C’est là la façon subtile par laquelle Herzog affirme les limites de la représentation. Elle ne vaut pas seulement pour le traitement des interviews, mais aussi pour le cheminement du récit dans sa globalité. On a souvent l’impression que le cinéaste ignore où il va et quelle histoire il veut raconter. Par exemple lorsqu’il interroge une barmaid qui a vu Michael Perry et Jason Burkett le soir où ils sont devenus des meurtriers ou l’un de leurs anciens amis qui raconte comment il a vaincu son analphabétisme : ces témoignages n’apportent pas d’informations immédiatement pertinentes par rapport au crime. Ou lorsqu’il nous montre la voiture volée par les deux complices, dont le plancher a depuis été perforé par la croissance d’un arbre. Cette profusion apparemment anarchique d’éléments variés vient peu à peu construire un point de vue original sur un sujet éculé. Le film dessine l’environnement morbide dans lequel le triple meurtre en question s’est inscrit. L’image initiale de deux dégénérés accomplissant un crime quasiment gratuit se mue progressivement en portrait d’une frange de la société américaine prise dans un cercle vicieux. Herzog substitue à la dichotomie initiale entre bourreaux et victimes un paysage apocalyptique où toutes les valeurs sont brouillées. La sœur de l’une des victimes est en réalité sa tante, le frère d’une autre s’avère celui qui l’a présentée à ses meurtriers et un père qui fut absent pour ses deux fils trouve enfin l’occasion de partager avec eux la dinde de Thanksgiving lorsque tous trois se retrouvent réunis en prison. À mesure que les récits se déroulent, les cadavres s’accumulent. L’extrême que recherche si souvent Herzog, il le trouve dans ces témoignages qui emmènent le drame à un degré encore bien supérieur à celui établi par la description des faits initiaux.

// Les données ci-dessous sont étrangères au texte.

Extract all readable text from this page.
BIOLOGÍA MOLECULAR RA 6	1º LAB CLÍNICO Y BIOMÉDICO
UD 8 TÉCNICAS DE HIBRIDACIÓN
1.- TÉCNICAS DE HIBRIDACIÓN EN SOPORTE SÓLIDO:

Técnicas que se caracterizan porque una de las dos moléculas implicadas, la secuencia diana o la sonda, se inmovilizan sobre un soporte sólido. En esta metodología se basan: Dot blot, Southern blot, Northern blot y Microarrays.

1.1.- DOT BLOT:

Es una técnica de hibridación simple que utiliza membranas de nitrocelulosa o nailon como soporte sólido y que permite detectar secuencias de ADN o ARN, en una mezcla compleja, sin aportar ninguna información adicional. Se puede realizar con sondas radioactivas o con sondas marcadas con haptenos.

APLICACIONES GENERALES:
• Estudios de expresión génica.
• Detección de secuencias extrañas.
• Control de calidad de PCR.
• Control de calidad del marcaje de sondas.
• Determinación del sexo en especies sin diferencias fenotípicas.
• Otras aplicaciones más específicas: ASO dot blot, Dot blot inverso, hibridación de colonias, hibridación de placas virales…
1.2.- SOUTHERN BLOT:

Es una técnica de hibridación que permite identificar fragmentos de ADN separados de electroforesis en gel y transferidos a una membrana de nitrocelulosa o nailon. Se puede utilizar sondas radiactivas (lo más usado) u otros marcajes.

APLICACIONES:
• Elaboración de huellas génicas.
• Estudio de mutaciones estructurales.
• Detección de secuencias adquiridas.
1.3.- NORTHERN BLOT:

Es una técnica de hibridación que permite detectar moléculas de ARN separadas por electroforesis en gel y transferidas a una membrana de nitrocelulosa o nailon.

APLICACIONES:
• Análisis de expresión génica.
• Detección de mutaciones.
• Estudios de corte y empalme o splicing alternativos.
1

Face à de tels récits, la fixité et la durée des plans de Herzog sont salvatrices. Elles freinent l’illusion de proximité qui peut se créer lorsque l’image d’un visage se confie à nous. Avec un sens terrible de l’ironie, il donne pour toile de fond à la plupart de ses entretiens une nature domptée, d’apparence rassurante : celle des parcs qui étoilent nos villes. Croire que l’on a une emprise sur la violence d’une société parce que l’on peut tuer celui qui a tué s’assimile alors à croire que l’on maîtrise la nature parce que l’on sait l’ordonner au sein d’une surface circonscrite. Des illusions de contrôle qui ne servent qu’à s’aveugler plus profondément. Into the Abyss est finalement bien autre chose qu’un énième film contre la peine de mort. Il ne s’agit pas ici de faire des criminels des victimes, de minimiser la violence de leurs crimes ou de mettre en doute la validité du système judiciaire américain. L’étrange mécanique de Herzog opère à la fois à un niveau plus pragmatique – l’exécution est une pratique foncièrement stérile – et à un niveau plus existentiel, érigeant le meurtre étatique en summum de l’absurde.